No se sentía asustado, sino más bien paralizado; colgado, sin poder moverse, en la cima de una montaña que empequeñecía y oscilaba. Jack se escurrió a un lado; Roger tropezó, se orientó a tientas, mientras sus respiración silbaba, y siguió adelante. Les oyó decirse en voz baja:
—¿Ves algo?
—Ahí…
Delante de ellos, sólo a unos tres metros de distancia, vieron un bulto que parecía una roca, pero en un lugar donde no debía haber roca alguna. Ralph oyó un ligero rechinar que procedía de alguna parte, quizá de su propia boca. Se armó de determinación, fundió su temor y repulsión en odio y se levantó. Avanzó dos pasos con torpes pies.

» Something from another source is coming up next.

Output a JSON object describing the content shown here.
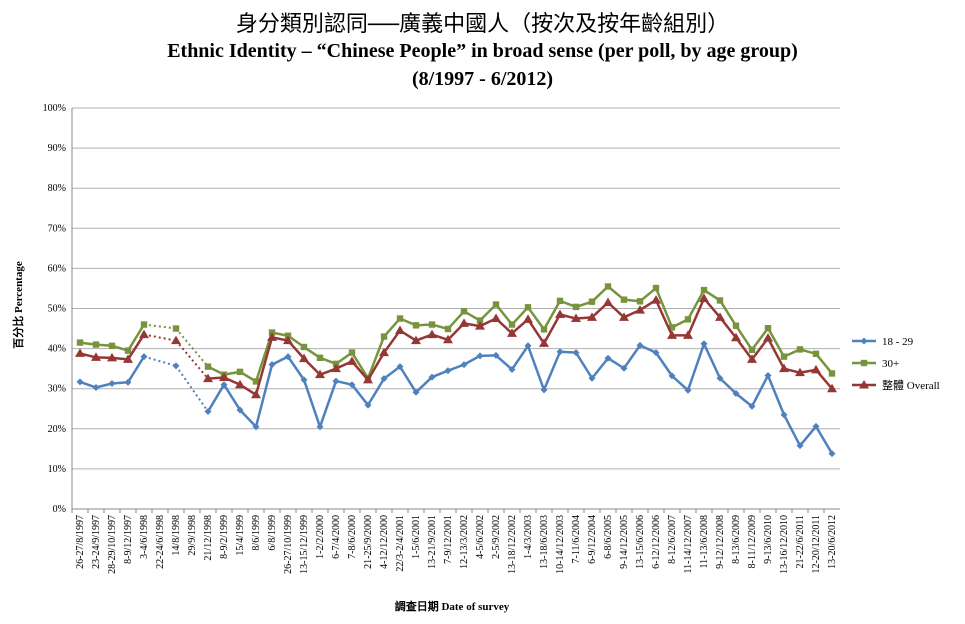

Detrás de ellos, la cinta de luna se había ya levantado del horizonte; ante ellos, algo que se asemejaba a un simio enorme dormitaba sentado, la cabeza entre las rodillas. En aquel momento se levantó viento en el bosque, hubo un revuelo en la oscuridad y aquel ser levantó la cabeza, mostrándoles la ruina de un rostro.
Ralph se encontró atravesando con gigantescas zancadas el suelo de ceniza; oyó los gritos de otros seres y sus brincos y afrontó lo imposible en la oscura pendiente. Segundos después, la montaña quedaba desierta, salvo los tres palos abandonados y aquella cosa que se inclinaba en una reverencia.